Data Cleaning and Hypothesis Testing Notes

Data Cleaning and Hypothesis Testing

Population Notation

When analyzing data, it's crucial to distinguish between sample and population notation:

Sample Notation: Used when referring to a subset of the population.
Population Notation: Used when referring to the entire group of interest.

Sample statistics are used to estimate population parameters.

Statistic	Sample Notation	Population Notation
Mean	$\bar{y}$	$\mu$
Median	$\tilde{y}$	$\tilde{\mu}$
Standard Deviation	$s$	$\sigma$
Variance	$s^2$	$\sigma^2$

Hypothesis Testing Steps

(H) Hypotheses: State the null hypothesis ( $H0$ ) and the alternative hypothesis ( $H1$ ) in terms of the population parameter of interest.
(A) Assumptions: Verify that the underlying assumptions of the statistical test are met.
(T) Test Statistic: Calculate the appropriate test statistic.
(P) p-value: Determine the p-value from the distribution of the test statistic.
(D) Decision: Compare the p-value to the significance level ( $\alpha$ ).
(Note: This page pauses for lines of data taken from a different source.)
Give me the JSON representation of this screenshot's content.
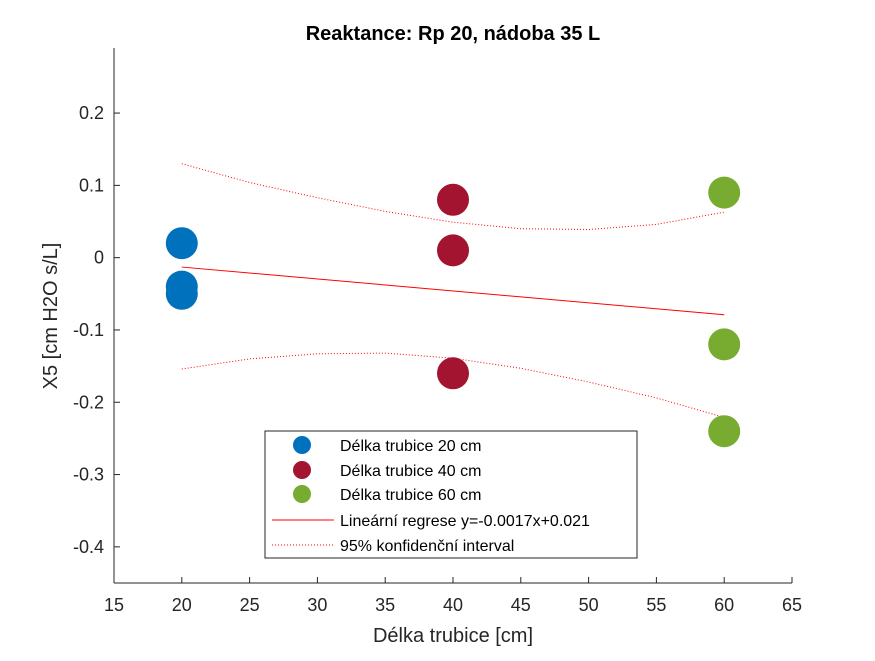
{
  "chart_data": {
    "type": "scatter",
    "title": "Reaktance: Rp 20, nádoba 35 L",
    "xlabel": "Délka trubice [cm]",
    "ylabel": "X5 [cm H2O s/L]",
    "xlim": [
      15,
      65
    ],
    "ylim": [
      -0.45,
      0.29
    ],
    "xticks": [
      15,
      20,
      25,
      30,
      35,
      40,
      45,
      50,
      55,
      60,
      65
    ],
    "yticks": [
      -0.4,
      -0.3,
      -0.2,
      -0.1,
      0,
      0.1,
      0.2
    ],
    "xtick_labels": [
      "15",
      "20",
      "25",
      "30",
      "35",
      "40",
      "45",
      "50",
      "55",
      "60",
      "65"
    ],
    "ytick_labels": [
      "-0.4",
      "-0.3",
      "-0.2",
      "-0.1",
      "0",
      "0.1",
      "0.2"
    ],
    "grid": false,
    "legend_position": "bottom-center",
    "series": [
      {
        "name": "Délka trubice 20 cm",
        "color": "#0072BD",
        "x": [
          20,
          20,
          20
        ],
        "y": [
          0.02,
          -0.04,
          -0.05
        ]
      },
      {
        "name": "Délka trubice 40 cm",
        "color": "#A2142F",
        "x": [
          40,
          40,
          40
        ],
        "y": [
          0.08,
          0.01,
          -0.16
        ]
      },
      {
        "name": "Délka trubice 60 cm",
        "color": "#77AC30",
        "x": [
          60,
          60,
          60
        ],
        "y": [
          0.09,
          -0.12,
          -0.24
        ]
      }
    ],
    "regression": {
      "name": "Lineární regrese y=-0.0017x+0.021",
      "color": "#FF0000",
      "x": [
        20,
        60
      ],
      "y": [
        -0.013,
        -0.079
      ]
    },
    "confidence_interval": {
      "name": "95% konfidenční interval",
      "color": "#FF0000",
      "upper": {
        "x": [
          20,
          25,
          30,
          35,
          40,
          45,
          50,
          55,
          60
        ],
        "y": [
          0.13,
          0.104,
          0.083,
          0.064,
          0.049,
          0.04,
          0.039,
          0.046,
          0.063
        ]
      },
      "lower": {
        "x": [
          20,
          25,
          30,
          35,
          40,
          45,
          50,
          55,
          60
        ],
        "y": [
          -0.154,
          -0.14,
          -0.133,
          -0.132,
          -0.139,
          -0.153,
          -0.172,
          -0.194,
          -0.221
        ]
      }
    }
  }
}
If the p-value is less than $\alpha$ (typically 0.05), reject the null hypothesis. Otherwise, do not reject the null hypothesis.
(C) Conclusion: Provide a conclusion in the context of the original research question, referring back to the target population.

Significant Result

Using a significance level of 5% ( $\alpha = 0.05$ ):

If p-value < 0.05, reject $H_0$ . This indicates there is statistically significant evidence against the null hypothesis.

Non-Significant Result

Using a significance level of 5% ( $\alpha = 0.05$ ):

If p-value > 0.05, fail to reject $H_0$ . This indicates there is no statistically significant evidence against the null hypothesis, leading to an inconclusive result.

Data Cleaning

Graphical explorations of variables are helpful.
Numerical summaries (counts, means, standard deviations) enhance understanding.
Valid data is essential for business insights and informed decision-making.

Types of Problems:

Incomplete: Missing values in variables.
Noisy: Errors or outliers in the data (e.g., Salary=“-10”).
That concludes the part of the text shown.